Studio album by Pillar
- Released: February 26, 2008
- Genre: Christian metal, alternative metal, hard rock
- Length: 37:46
- Label: Essential
- Producer: Travis Wyrick

Pillar chronology
| The Reckoning (2006) | For the Love of the Game (2008) | Confessions (2009) |

= For the Love of the Game (album) =

For the Love of the Game is the fifth studio album from Christian metal group Pillar, which was released on February 26, 2008. According to their website, Pillar defines the title as: "For the love of" = the passion of, and "The game" = the pursuit of Christ.

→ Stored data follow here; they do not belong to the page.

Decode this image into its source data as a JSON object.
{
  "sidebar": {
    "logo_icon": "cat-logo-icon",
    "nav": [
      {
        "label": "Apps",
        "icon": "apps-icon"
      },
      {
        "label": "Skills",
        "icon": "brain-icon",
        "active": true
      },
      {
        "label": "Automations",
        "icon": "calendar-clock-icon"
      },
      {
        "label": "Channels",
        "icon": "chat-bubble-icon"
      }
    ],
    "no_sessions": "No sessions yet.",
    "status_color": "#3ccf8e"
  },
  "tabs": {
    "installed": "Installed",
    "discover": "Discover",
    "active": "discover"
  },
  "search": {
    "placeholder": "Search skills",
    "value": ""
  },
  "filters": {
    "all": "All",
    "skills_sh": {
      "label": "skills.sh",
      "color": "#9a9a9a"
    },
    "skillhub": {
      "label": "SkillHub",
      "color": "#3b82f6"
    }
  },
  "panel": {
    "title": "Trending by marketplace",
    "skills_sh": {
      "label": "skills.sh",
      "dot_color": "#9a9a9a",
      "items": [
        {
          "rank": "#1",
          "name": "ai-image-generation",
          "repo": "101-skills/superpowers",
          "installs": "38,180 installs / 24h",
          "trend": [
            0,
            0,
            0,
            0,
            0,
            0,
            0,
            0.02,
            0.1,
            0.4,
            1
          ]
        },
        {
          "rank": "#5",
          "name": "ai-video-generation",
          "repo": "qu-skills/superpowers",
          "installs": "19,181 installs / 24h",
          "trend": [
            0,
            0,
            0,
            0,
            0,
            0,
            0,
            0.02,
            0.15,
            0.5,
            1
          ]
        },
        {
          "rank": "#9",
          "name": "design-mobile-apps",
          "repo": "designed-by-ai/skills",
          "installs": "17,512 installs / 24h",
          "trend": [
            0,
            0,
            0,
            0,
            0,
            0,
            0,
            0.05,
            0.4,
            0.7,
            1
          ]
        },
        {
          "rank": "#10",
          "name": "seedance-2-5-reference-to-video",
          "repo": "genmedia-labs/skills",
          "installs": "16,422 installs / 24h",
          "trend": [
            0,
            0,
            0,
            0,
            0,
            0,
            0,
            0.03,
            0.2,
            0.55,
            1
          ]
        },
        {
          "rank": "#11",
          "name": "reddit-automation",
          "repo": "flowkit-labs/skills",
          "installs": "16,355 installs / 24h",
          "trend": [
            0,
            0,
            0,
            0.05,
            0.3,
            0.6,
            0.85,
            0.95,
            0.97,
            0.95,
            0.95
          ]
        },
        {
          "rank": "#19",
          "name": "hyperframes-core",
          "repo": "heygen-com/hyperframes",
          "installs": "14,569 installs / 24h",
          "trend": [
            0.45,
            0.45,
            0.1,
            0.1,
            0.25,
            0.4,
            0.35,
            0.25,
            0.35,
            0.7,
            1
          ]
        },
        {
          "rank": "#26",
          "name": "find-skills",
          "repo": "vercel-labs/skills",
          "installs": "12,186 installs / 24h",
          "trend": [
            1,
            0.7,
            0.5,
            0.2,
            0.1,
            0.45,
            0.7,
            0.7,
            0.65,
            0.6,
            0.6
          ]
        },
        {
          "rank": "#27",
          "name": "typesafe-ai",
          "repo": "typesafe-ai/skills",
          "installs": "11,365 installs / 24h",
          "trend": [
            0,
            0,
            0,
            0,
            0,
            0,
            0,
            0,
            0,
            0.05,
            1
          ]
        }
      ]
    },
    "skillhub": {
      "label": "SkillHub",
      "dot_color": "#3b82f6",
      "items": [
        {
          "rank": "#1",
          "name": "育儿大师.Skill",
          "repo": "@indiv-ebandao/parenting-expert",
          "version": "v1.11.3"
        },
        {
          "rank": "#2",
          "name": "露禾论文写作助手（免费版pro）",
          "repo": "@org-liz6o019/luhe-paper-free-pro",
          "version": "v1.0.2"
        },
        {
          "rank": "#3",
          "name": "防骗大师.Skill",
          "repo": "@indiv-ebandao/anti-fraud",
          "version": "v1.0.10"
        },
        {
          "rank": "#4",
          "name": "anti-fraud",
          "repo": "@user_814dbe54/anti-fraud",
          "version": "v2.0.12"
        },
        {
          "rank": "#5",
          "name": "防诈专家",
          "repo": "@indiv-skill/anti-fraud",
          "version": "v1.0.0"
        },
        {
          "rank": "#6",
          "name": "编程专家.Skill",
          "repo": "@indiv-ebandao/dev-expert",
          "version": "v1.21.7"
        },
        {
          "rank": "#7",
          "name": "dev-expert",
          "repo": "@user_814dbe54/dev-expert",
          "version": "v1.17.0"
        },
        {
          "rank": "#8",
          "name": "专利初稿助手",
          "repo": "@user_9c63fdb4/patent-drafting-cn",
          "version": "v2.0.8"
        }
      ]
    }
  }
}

This is the last album to include longtime drummer, Lester Estelle, and bass player and founding member, Michael Wittig until they rejoined the band in 2012. During live performances of "Smiling Down", Rob Beckley plays acoustic guitar.

The album debuted at No. 71 on the Billboard 200 albums chart and reached No. 4 on the Christian (overall) albums chart.

==Critical reception==

For the Love of the Game garnered generally positive reception from eleven music critics. At Christianity Today, Russ Breimeier rated the album three-and-a-half stars, stating that "Pillar nevertheless seems more focused and invigorated on this enjoyably rocking album." Jared Johnson of Allmusic rated the album four stars, writing that the "renewed focus gives it enough revitalization to pique some interest". At CCM Magazine, Kenneth Mueller rated the album three stars, saying that the band "have created an album that could generate plenty of hits for radio and will have you singing along loudly while pumping your fist in the air."

Christian Cunningham of Cross Rhythms rated the album nine out of ten, stating that "each has been meticulously created and sumptuously finished so it's as if asking for more would simply be being greedy. Every member of the band has upped their game for this opus." At Jesus Freak Hideout, Justin Mabee rated the album four stars, writing that the album "is definitely a thumbs up for Pillar, and they've done a great job at mixing what they've learned in the past with the experience they've picked up along the way." Scott Fryberger of Jesus Freak Hideout gave a second opinion rating of four stars, calling this "the chug-filled rocker."

At New Release Tuesday, Kevin Davis rated the album four-and-a-half stars, stating that "If you like rock music with a great message, then you must get this very impressive rock album." Mike Strubie of Christian Music Review rated the album a 92-percent, writing that "because the music was very good but I just could not give it a perfect score." At The Albums Project, they rated the album three stars, calling it a "really solid release". Calvin E'Jon Moore of The Phantom Tollbooth rated the album a perfect five stars, affirming that "Pillar has crafted a project that will define them for years to come." At The Phantom Tollbooth, Jerry Bolton rated the album two tocks, telling that "as a whole" the album engendered "mixed feelings" from him.

Professional ratings
Review scores
| Source | Rating |
| The Albums Project | Star |
| AllMusic | Star |
| CCM Magazine | Star |
| The Christian Manifesto | Star |
| Christian Music Review | 92% |
| Christianity Today | Star Half star |
| Cross Rhythms | Star |
| Jesus Freak Hideout | Star |
| New Release Tuesday | Star Half star |
| The Phantom Tollbooth | Star |

==Track listing==
1. "For the Love of the Game" – 3:50
2. "Turn It Up" – 3:50
3. "Reckless Youth" – 3:28
4. "State of Emergency" – 4:46
5. "Smiling Down" – 3:26
6. "The Runaway" – 3:09
7. "Throwdown" – 3:58
8. "Get Back" – 3:24
9. "I Fade Away" (featuring Sarah Anthony from The Letter Black) – 3:40
10. "Forever Starts Now" – 4:15

=== Japanese edition bonus tracks ===

- "Everything" - 3:13
- "Dangerous" (album version) - 3:40

==Singles==

- "For the Love of the Game" was the first single, peaking at No. 1 on Christianrock.net.
- "Smiling Down" peaked in the Top 10 on Air1 radio.
- "Reckless Youth" was released as a single in May 2008.
- "Turn It Up" was also released as a single, peaking in the Top 5 on Christianrock.net in late 2008.
- "State of Emergency" was released in February 2009, and finished in the Top 10 in June 2009, to make way for the new album.

==Awards==
The album was nominated for a Dove Award for Rock Album of the Year at the 40th GMA Dove Awards. The title song was also nominated for Rock Recorded Song of the Year.